Jun 142017

I have been setting up a demo project in DOORS Next Generation. It starts with a Vision Document and then moves on to a number of Context diagrams. There will be more as the project develops, but that is as far as it goes for this article.

First I started with a clean DNG project and created all the artifact types that I thought I would need.

Creating the text types first, and then the module types. I have a general use Heading type, a general Information type and a general Diagram type. Everything else is more specifically targeted.

You can see from the screenshot that I assigned icons to each artifact type.

Glossary Terms and Stakeholders are both of type Term. Heading and Use Case are both set as headings in normal use.

I created a Glossary to give me somewhere to store terms. I then imported the Vision Document from Word, with the headings imported as type Heading and the text imported as type Vision Statement. This was a simple import, there were no tables or images to handle.

I have thought through this project from an interfaces perspective, and have a large number of stakeholders. Some of these are arguably parts of the system, depending on the context. Some are only relevant during development. My stakeholder analysis module is shown in the screenshot below. 

You can see that there is a short name and a longer description for each stakeholder. The highlighted, blue, words in the descriptions are links to either other stakeholders, or to glossary terms, and they are rich hover links. By having the stakeholders as terms, they can easily be inserted throughout the project by their short name, but have the longer description available as a rich hover pop up.

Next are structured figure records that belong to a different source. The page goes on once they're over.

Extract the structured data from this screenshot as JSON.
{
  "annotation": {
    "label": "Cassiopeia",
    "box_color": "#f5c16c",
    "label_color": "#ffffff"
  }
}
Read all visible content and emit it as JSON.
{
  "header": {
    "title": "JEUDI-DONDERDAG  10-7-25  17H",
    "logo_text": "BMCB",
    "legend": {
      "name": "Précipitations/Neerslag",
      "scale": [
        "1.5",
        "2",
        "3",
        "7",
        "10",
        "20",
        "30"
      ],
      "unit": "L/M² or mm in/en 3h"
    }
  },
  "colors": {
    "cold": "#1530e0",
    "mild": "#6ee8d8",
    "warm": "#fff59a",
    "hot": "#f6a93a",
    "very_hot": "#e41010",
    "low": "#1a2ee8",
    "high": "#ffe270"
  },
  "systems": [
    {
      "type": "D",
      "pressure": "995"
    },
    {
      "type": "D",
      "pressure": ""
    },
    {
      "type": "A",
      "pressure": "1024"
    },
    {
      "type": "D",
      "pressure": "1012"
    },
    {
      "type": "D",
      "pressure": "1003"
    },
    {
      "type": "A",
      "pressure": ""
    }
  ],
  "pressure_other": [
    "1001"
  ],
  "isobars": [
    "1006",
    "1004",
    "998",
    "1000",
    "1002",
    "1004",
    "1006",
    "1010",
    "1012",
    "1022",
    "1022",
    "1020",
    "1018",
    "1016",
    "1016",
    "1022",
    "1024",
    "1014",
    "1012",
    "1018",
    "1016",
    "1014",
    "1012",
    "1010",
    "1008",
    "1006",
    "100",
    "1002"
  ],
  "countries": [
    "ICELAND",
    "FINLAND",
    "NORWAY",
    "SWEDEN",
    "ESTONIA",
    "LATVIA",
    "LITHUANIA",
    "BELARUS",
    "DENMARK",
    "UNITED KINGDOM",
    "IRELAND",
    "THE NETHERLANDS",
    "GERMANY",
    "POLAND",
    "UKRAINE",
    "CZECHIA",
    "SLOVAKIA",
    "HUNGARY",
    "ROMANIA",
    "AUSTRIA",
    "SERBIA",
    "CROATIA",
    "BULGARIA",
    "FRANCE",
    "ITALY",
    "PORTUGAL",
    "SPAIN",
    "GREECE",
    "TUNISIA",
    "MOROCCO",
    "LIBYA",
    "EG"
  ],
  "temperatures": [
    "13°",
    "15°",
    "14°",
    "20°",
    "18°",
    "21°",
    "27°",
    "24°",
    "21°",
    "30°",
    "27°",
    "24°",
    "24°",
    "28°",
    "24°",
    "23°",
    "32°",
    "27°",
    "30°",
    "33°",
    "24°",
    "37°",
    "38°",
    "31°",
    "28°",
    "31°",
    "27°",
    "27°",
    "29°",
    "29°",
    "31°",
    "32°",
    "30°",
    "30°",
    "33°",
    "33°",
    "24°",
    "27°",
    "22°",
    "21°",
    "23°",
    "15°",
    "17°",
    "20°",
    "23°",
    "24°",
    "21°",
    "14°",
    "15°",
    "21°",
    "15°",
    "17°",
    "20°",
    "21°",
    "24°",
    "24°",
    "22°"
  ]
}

Having populated my Stakeholder module, I was now ready to draw some context diagrams. I have put these context diagrams in a separate module, also of type Stakeholder Analysis. There are five context diagrams here, and for each I have the relevant stakeholder, or interface, and for each line I have clarified what passes across the interface.


Each diagram is drawn using the inbuilt diagramming tool, and is very quick to create. This is NOT a model, they are just pictures. Where I identify what passes across the interface, I have used the stakeholder artifacts as terms. I then linked each of these descriptive artifacts to the diagram with a ‘clarifies’ link.

I now have context diagrams in a more controlled place than a whiteboard of a set of slides, but without the leap to the modelling world.